Tuesday, March 23, 2010
Things have been percolating across the pond with respect to the official post-mortems of Kraft's acquisition of Cadbury. In the UK, the acquisition was the source of a good deal of angst -- generating "Keep Cadbury British" campaigns amongst employees who feared the acquisition would be followed by job losses and a moving of production offshore. Central to Kraft's present challenges are statements made by Kraft that the transaction would in fact not result in a net loss of jobs in the UK and would respect the traditions of the British icon. According to the Daily Mail, those statements now seem questionable.
During her pursuit of Cadbury, [Kraft CEO Irene] Rosenfeld stridently declared her 'great respect and admiration for Cadbury, its employees, its leadership and its proud heritage'.Yet just days after Kraft's purchase, the mask came off. Rosenfeld suddenly ditched repeated pledges to reverse plans for the closure of Cadbury's Somerdale plant near Bristol, putting 400 jobs in jeopardy as production is shifted to Poland.
The promise had been a central plank in the publicity battle fought by Kraft during its pursuit of Cadbury. Now it looks like a piece of disgraceful cynicism.
It has also emerged that Kraft is reviewing Cadbury's final salary scheme - an emblem of its historically caring attitude towards employees - possibly putting current workers on to a less generous scheme, while closing the plan to new members.
This came even after a personal pledge by Rosenfeld in a letter to Cadbury chairman Roger Carr on August 28, 2009 - and in subsequent takeover documentation - that employees' pension rights would be 'fully safeguarded'.
All of this has led to a political uproar in the UK. The Takeover Panel is considering changes to the Takeover Code in light of the reaction to the Cadbury transaction and is in the midst of a consultation with respect to rule changes. In addition, last week, Parliament called in Kraft to question representatives over the takeover. Rosenfeld declined an invitation to appear and sent a designated punching bag. No surprise the session didn't really go well.
Kraft executives have made the extraordinary admission that key elements of their bid for Cadbury were based on information gleaned off Google. ...This emerged as Marc Firestone, a Kraft executive vice-president, issued his firm's first apology to workers.
He said he was 'terribly sorry' for breaking the promise on Somerdale, adding: 'I do sincerely personally express my apology.'
Keeping Somerdale open was a key pledge made during the controversial £11.9bn bid battle for Cadbury. Kraft reneged on it just days after winning control last month.

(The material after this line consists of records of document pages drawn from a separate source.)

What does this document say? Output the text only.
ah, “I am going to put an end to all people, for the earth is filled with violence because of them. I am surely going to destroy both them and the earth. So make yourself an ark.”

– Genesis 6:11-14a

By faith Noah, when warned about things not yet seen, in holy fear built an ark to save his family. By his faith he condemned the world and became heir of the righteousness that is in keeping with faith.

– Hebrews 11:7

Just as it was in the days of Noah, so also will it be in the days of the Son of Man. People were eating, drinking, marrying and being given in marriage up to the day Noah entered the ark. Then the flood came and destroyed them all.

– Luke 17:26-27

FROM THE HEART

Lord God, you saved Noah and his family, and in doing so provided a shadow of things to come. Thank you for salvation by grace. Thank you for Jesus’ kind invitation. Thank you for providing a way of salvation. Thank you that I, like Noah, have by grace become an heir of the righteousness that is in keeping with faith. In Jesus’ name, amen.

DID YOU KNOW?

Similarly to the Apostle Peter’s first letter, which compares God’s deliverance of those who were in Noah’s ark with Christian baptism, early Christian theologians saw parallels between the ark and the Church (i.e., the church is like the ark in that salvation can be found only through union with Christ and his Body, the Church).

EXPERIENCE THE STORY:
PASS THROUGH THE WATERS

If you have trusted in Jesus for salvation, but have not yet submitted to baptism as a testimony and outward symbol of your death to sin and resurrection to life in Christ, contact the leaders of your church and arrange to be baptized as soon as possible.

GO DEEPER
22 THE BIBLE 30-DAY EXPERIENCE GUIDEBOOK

The American company insisted it did not know 'tens of millions of pounds' of equipment had been installed in a new Polish factory.
That's the way these things go I suppose. Rosenfeld is coming under quite a bit of criticism in her UK for dissing the Parliamentary proceedings. Compare Kraft with Toyota -when Toyota was the subject of recent US Congressional hearings, Toyota's CEO found his way to Congress and took his lumps. Rosenfeld on the other hand didn't bother to show up when the Parliament called. Of course, Toyota's CEO made the pilgrimage, in part, because Toyota has significant ongoing business interests at stake and wants to ensure that it can keep selling cars in the US market. Kraft, however, is in a different place. With its deal done, it's not all that interested in the political wreckage left behind. If it results in an overhaul of the takeover rules that won't have a material effect on Kraft going forward.
It's hard to know how this is going to play out over time - whether Parliament is simply venting and does not have a legislative agenda, or whether there is anything that will come out of the Takeover Panel's review. The talk already is about redefining director fiduciary duties so that directors of UK corporations act more like "stewards" for the long-term interest rather than "auctioneers."
If the result of all of this is that the takeover rules are reworked to provide directors with a more active role in defense of the corporation in the face of a takeover threat that would be a wholesale reversal of a long-standing UK governance principle and put the UK on a footing closer to that of Delaware. That would be a disappointing development. I say disappointing mostly because with Delaware on the one side and the Takeover Code on the other, one has a natural experiment. In the UK we have the embodiment of Ron Gilson's passive approach to director action in the face of a takeover. While in Delaware we see Marty Lipton's active managers stewarding the corporation through the shoals of takeover threats.